Public history is everywhere (even in cows)

So I realize that I've only been to a single class and done but a handful of readings on museums, but it seems that I am already developing a greater awareness of public history because I now see it everywhere. I picked up a copy of the London Free Press today and looked through it as I waited to get my student card. Wouldn't you know it, the paper had six (6!) articles in it relating to public history. Page A2 had a brief article on London's newly opened Jet Aircraft Museum ("Jet museum soars to new heights"). Another was a photo and just a could of sentences on the Moulin a Parole, the event held in Quebec City to commemorate the 250th anniversary of the battle of the Plains of Abraham (page C1). Another article on the same page was a photo and caption in which a mother and son look at names inscribed on a cenotaph of Mounties who died in the line of duty, one of whom passed in 1882 at Fort Walsh. In the World section on page C3 were two articles, the first of which was "Search on for 'lost' moon rocks" about the recent discovery at the Netherlands' national museum that what they had thought was (and displayed publicly as) the moon rock given to them by the United States was in reality a piece of petrified wood. The other article in the World section was "Ex-convicts in Italian city get second chance as tour guides", which introduces the idea currently being used in Naples whereby ex-convicts are given jobs as local ambassadors, helping tourists navigate their way safely between the city's many historically and artistically significant sites.

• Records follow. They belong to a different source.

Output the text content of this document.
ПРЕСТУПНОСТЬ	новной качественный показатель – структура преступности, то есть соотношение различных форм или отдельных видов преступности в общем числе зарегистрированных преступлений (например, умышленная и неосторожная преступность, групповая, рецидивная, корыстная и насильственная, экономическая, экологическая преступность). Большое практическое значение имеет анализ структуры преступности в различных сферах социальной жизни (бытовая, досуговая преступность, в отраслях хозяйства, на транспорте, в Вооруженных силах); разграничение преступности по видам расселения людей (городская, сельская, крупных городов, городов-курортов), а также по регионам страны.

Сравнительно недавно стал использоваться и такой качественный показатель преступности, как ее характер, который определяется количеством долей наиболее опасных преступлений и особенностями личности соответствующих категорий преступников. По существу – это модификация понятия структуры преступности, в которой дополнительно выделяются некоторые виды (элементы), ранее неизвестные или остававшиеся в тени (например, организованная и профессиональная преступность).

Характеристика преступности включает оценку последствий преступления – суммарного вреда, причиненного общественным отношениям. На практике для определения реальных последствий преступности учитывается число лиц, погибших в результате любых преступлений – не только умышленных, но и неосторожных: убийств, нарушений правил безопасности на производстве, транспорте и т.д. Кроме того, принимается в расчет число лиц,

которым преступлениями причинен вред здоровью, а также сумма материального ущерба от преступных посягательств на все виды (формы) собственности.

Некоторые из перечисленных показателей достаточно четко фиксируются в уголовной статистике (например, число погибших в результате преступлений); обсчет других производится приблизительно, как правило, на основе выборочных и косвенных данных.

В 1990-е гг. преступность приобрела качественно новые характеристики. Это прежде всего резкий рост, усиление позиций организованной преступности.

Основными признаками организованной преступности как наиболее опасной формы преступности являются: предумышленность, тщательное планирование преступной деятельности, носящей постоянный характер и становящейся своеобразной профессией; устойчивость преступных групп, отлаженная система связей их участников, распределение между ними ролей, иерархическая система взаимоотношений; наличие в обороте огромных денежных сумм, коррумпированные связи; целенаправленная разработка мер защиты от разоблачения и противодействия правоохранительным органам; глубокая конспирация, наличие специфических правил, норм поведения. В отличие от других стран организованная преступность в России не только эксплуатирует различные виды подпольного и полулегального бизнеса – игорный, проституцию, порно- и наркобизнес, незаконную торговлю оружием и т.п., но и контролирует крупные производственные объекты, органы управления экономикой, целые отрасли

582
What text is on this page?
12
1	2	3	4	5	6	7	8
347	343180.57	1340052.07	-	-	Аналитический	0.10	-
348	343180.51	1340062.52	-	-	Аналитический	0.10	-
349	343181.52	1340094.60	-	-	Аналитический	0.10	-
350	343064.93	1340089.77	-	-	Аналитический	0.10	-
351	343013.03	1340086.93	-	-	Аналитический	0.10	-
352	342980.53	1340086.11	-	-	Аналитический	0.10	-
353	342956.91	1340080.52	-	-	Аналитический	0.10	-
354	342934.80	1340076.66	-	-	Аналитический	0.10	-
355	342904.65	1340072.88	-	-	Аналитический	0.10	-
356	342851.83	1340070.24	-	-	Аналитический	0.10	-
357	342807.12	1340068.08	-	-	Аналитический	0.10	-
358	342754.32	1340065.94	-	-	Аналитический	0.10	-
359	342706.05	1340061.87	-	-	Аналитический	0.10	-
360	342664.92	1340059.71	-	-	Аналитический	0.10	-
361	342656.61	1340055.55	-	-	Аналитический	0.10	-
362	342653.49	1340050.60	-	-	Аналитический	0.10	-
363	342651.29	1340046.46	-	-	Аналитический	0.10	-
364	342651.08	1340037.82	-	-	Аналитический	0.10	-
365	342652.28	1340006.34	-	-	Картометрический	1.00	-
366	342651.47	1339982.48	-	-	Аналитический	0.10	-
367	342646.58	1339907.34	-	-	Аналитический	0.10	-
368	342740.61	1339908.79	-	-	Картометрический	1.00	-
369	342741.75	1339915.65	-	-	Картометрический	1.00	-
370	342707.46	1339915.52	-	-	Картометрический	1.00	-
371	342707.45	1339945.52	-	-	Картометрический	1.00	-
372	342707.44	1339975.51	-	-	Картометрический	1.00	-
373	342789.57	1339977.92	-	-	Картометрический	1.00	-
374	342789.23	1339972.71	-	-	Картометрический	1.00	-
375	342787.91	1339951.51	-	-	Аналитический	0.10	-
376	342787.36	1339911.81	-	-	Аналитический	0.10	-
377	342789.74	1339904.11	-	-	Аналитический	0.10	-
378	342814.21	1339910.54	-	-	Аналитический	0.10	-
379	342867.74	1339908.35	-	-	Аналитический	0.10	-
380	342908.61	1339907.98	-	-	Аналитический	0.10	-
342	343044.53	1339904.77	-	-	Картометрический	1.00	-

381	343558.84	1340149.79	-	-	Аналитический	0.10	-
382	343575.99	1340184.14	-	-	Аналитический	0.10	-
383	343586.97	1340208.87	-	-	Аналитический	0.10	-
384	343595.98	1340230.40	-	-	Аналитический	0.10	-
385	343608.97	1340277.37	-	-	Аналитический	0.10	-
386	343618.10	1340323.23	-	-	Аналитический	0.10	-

The final article I saw relating to public history is "Calf birth is 'cool'". Bear with me! This article is about this past weekend's Western Fair, at which over 100 people witnessed the birth of a calf. Now a few days ago I would have just said neat, but it has nothing to do with public history. However, today I was reading Museums in Motion by Edward Alexander, in which he describes zoos and botanical gardens as museums in which the objects are living things. Furthermore, Elain Heumann Gurian, in her article "What is the Object of this Exercise?", states that a museum object could also be an experience. Following the logic of these two scholars, I would argue that the birth of a calf at the an agricultural exhibition falls under public history. Who knew.